Tuesday, July 1, 2008

Hudson's Geese: Reprise (Poem)

Some time ago I read a poem titled "Hudson's Geese" by Leslie Norris (I've pasted it below and included here links to two other of his poems, "Bridal Veil Falls, Early Winter" and "A Blade of Grass"), a renowned Welsh poet who came as visiting poet to BYU a number of years ago and never left. He died on April 6, 2006, but lived an astonishing life, as a Deseret News article of the same title claims. I was deeply touched by his poem and thought of it's reflection of human love when Sidney, Ali, and I were visiting the duck pond on Weber State's campus a couple of years ago. Watching two geese land in the water then take off again, I wrote the first lines of my poem, "Hudson's Geese: Reprise," which I dedicated to Leslie (even though I never met him) and which was published in Irreantum in 2006. Following is our dialogue, beginning with his lines and concluding with my response:


Hudson's Geese
by Leslie Norris

Hudson tells us of them,
the two migrating geese,
she hurt in the wing
indomitably walking
the length of a continent,
and he wheeling above
calling his distress.
They could not have lived.
Already I see her wing
scraped past the bone
as she drags it through rubble.
A fox, maybe, took her
in his snap jaws.
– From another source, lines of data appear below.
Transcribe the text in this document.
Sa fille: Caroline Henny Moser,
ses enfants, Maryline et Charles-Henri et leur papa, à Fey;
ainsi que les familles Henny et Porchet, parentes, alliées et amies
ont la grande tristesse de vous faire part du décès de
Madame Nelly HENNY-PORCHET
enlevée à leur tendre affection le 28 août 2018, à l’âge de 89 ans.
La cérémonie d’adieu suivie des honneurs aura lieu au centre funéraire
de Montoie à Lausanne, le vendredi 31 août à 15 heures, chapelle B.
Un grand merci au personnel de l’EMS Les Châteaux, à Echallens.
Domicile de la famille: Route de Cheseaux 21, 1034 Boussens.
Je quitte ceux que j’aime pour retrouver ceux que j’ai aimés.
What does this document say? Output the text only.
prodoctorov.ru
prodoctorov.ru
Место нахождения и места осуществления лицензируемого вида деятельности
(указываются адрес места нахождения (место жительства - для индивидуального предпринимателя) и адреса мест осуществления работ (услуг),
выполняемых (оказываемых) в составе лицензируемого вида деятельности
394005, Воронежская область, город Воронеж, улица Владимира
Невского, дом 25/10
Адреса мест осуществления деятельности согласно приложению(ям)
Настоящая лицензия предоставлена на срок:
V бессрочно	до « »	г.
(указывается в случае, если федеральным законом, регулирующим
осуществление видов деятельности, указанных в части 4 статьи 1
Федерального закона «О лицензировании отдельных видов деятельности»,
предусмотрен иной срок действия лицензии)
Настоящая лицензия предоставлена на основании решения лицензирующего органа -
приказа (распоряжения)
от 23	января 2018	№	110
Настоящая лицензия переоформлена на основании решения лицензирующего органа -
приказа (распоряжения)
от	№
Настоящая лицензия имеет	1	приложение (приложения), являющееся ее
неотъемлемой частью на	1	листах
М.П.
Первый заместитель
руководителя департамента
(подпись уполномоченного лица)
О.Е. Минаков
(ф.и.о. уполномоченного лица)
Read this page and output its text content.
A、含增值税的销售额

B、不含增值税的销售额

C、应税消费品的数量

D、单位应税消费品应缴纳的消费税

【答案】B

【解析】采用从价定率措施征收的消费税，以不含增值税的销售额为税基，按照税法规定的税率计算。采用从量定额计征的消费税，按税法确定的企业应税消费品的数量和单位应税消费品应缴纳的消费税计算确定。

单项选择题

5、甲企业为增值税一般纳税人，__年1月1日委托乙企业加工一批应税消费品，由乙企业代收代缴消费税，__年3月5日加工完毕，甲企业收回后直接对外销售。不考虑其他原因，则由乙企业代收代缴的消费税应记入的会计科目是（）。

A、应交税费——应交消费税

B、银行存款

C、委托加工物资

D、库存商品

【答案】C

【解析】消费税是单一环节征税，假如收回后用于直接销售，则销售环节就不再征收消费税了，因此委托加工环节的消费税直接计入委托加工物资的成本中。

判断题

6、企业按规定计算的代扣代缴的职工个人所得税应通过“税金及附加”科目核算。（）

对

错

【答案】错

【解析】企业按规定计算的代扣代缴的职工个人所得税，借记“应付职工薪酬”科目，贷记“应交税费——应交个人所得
And what
would he do, the point
of his circling gone?
The wilderness of his cry
falling through an air
turned instantly to winter
would warn the guns of him.
If a fowler dropped him,
let it have been quick,
pellets hitting brain
and heart so his weight
came down senseless,
and nothing but his body
to enter the dog's mouth.

****

Hudson’s Geese: Reprise
(For Leslie Norris)
by Tyler Chadwick

Day’s last reflections
catch on wind-swept ripples
as two geese throw shadows
across watered silence.
Embraced by echoes,
each circles the other.
Tracing this current,
I watch Hudson’s pair
venturing back
across the continent:
Her wings bear no scars
of hapless encounter
with fox or wolf or man;
his body carries
no hunter’s spray,
the lead that felled him
to the dogs. They bask
in this dusking plane,
watching the horizon
gather them, leaving
phantom indentations
in the eyes of those who
understood their love.

Published in Irreantum: A Review of Mormon Literature and Film 8:1 (2006), 98.